Seperti diketahui, pemerintah tengah mengkaji penggabungan tiga BUMN yang akan terlibat dalam pembentukan holding ultra mikro, yakni PT Bank Rakyat Indonesia (Persero) Tbk., PT Permodalan Nasional Madani (Persero), dan PT Pegadaian (Persero).
Juru Bicara Asosiasi Fintech Pendanaan Bersama Indonesia (AFPI) Andi Taufan Garuda Putra berpendapat 'kue' credit gap permodalan usaha mikro, kecil, dan menengah (UMKM) masih terlalu besar untuk dinikmati sendiri oleh platform P2P lending sektor produktif.
"Credit gap untuk kebutuhan pembiayaan UMKM Nasional sebesar Rp989 triliun, AFPI per 2020 baru dapat mengisi sebesar 7,3 persen," ujar pria yang juga founder P2P segmen UMKM pedesaan PT Amartha Mikro Fintek (Amartha) ini kepada Bisnis, Selasa (9/2/2021).
Oleh sebab itu, bersatunya entitas pembiayaan mikro justru dapat mempercepat pemenuhan credit gap tersebut dan berdampak positif untuk ekonomi di Indonesia
Taufan menambahkan, AFPI beserta para platform yang bermain di sektor produktif, pun melihat rencana pemerintah ini sebagai salah satu peluang dan potensi bagi industri fintech pendanaan untuk ikut berkembang.
"Karena perubahan yang paling terasa jika holding ini terbentuk adalah meningkatnya data nasabah secara digital. Proses digitalisasi ini yang dapat menjadi pintu masuk yang sangat potensial bagi industri fintech pendanaan, terlebih yang fokusnya terhadap [penyaluran pinjaman] UMKM," tambahnya.
Seperti diketahui, fintech P2P lending merupakan platform yang mempertemukan pendana (lender) untuk menyalurkan dana kepada peminjam dana (borrower) secara digital.

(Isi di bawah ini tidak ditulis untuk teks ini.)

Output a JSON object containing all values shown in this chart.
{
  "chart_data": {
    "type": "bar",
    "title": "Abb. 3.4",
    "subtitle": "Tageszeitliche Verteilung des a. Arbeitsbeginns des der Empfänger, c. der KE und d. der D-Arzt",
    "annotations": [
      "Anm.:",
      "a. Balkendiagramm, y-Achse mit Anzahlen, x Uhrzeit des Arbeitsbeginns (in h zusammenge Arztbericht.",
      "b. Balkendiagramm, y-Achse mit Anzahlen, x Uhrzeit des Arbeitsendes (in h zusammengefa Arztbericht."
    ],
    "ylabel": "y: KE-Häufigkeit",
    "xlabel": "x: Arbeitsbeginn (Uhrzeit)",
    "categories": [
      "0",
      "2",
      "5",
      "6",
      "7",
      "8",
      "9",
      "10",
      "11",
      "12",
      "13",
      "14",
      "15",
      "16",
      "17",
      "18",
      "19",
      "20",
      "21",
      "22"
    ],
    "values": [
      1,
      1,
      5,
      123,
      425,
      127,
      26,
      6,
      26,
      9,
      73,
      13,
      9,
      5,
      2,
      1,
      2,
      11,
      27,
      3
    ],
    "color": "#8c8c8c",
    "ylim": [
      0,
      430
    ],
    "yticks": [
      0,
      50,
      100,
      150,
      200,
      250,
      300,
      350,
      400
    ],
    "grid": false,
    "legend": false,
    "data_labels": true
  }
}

Oleh sebab itu, rekam jejak digital dari para UMKM yang berminat menjadi borrower merupakan senjata andalan suatu platform P2P lending, untuk menekan risiko pengembalian pinjaman macet, maupun gagal bayar.
"Terkini, pelaku UMKM pun tercatat masih mendominasi pangsa borrower di platform fintech P2P lending, baik yang konvensional, maupun syariah," ungkapnya.
Taufan menjelaskan hal ini terungkap dalam penelitian AFPI bersama DailySocial Research (DSResearch) bertajuk 'Evolving Landscape of Fintech Lending in Indonesia'.
"Profil borrower dari P2P lending yang fokus di sektor produktif mencatatkan pangsa 42,4 persen untuk UMKM online, disusul full time worker 38,5 persen, serta UMKM offline yang pangsanya sejajar dengan Labor/Farmer/Fishermen di 35,8 persen," jelasnya.
Adapun profil borrower di fintech P2P lending syariah, tampak seperti kebalikannya, yakni didominasi UMKM offline mencapai 70 persen, disusul full time worker 50 persen, dan UMKM online 40 persen.
Penyaluran industri fintech P2P lending sepanjang 2020 mencapai Rp74,41 triliun atau naik 26,47 persen (year-on-year/yoy) dari capaian 2019. Sementara akumulasi penyaluran sejak berdiri telah menyentuh Rp155,9 triliun.
Industri P2P tercatat telah menggaet investor ritel maupun perusahaan sebagai lender ke angka 716 ribu entitas. Sementara itu, akumulasi borrower yang meminjam dari seluruh platform P2P lending legal, jumlahnya telah mencapai 43,56 juta entitas.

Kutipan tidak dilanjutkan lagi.